Kebijakan ini bakal menguntungkan sektor properti yang sensitif dengan tingkat suku bunga, dan juga perbankan karena memberikan kelonggaran bagi debitor dan calon debitor mereka dari sisi biaya pendanaan (cost of fund) untuk investasi. Cermati saham-saham sektor tersebut sebelum asing masuk lagi ke pasar melakukan aksi borong saham.


Kemarin, Dow Jones memang ditutup di jalur positif. Namun bursa AS tersebut bergerak dalam turbulensi tinggi. Bahkan Indeks Nasdaq ditutup melemah, yang mengindikasikan bahwa pasar kembali dicekam ketidakpastian.

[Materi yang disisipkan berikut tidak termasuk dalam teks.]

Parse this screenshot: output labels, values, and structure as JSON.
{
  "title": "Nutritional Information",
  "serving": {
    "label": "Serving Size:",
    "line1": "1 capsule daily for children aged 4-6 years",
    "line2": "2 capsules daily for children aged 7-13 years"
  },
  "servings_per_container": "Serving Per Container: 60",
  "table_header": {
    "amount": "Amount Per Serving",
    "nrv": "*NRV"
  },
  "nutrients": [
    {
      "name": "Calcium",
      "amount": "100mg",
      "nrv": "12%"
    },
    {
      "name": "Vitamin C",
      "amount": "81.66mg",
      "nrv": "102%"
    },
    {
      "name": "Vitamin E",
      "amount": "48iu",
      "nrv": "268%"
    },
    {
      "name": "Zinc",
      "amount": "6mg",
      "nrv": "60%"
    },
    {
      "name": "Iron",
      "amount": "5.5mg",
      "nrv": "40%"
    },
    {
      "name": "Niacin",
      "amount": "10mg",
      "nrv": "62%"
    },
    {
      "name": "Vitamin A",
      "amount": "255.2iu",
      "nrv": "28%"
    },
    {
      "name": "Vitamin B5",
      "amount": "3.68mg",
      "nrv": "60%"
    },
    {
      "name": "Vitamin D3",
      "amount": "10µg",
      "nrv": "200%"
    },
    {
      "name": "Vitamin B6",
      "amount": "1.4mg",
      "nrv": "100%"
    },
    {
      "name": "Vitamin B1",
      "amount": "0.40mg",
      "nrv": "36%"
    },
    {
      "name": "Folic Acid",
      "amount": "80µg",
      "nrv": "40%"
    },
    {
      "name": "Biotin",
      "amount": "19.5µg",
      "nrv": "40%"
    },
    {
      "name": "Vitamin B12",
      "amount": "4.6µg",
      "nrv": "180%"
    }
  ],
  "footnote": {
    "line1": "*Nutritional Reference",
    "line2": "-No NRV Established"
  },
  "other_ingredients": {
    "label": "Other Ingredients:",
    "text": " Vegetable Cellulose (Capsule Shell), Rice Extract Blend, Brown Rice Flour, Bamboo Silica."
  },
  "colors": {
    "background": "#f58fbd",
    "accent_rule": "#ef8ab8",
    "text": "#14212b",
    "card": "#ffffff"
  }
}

Pelaku pasar di AS kini hanya bisa berharap dari ajang pertemuan otoritas moneter dan keuangan Negara Adidaya tersebut, yang digelar di resor Jackson Hole, Wyoming, AS. Simposium ini diyakini membawa solusi untuk mencegah resesi. Pasar terutama berekspektasi bakal ada pemangkasan suku bunga agresif.

The Fed menjadi satu-satunya tumpuan harapan mengatasi resesi, karena virus resesi yang sebenarnya sungguh tidak tergapai oleh para ekonom dan menteri ekonomi dunia yakni di ranah politik. Kebijakan perang dagang Trump memicu Dana Moneter Internasional (IMF) hingga Bank Dunia memangkas proyeksi pertumbuhan ekonomi tahun ini dan tahun depan.

Virus ini terlihat menular ke negara lain, hingga beberapa negara ikut menabuh genderang perang mulai dari Jepang, Korea Selatan (Korsel), negara-negara Uni Eropa, hingga India. Indikasi kian ganasnya virus ini terlihat di Paris kemarin, dengan forum G7--untuk pertama kali dalam sejarahnya selama 44 tahun--berakhir deadlock, tanpa kesepakatan.

Menurut riset Credit Suisse, dalam 40 tahun terakhir resesi memukul perekonomian dengan tenggat waktu rata-rata 22 bulan sejak kurva inversi terbentuk. Artinya, masih ada waktu untuk mencegah resesi terjadi.

Oleh karena itu, para "dokter" kini berkumpul di Jackson Hole berusaha menyiapkan resep moneter dan fiskal untuk mengatasi gejala resesi. Namun kita tahu di mana virus itu bercokol yang memicu perlambatan ekonomi Negara Sam tersebut dan juga negara maju lainnya.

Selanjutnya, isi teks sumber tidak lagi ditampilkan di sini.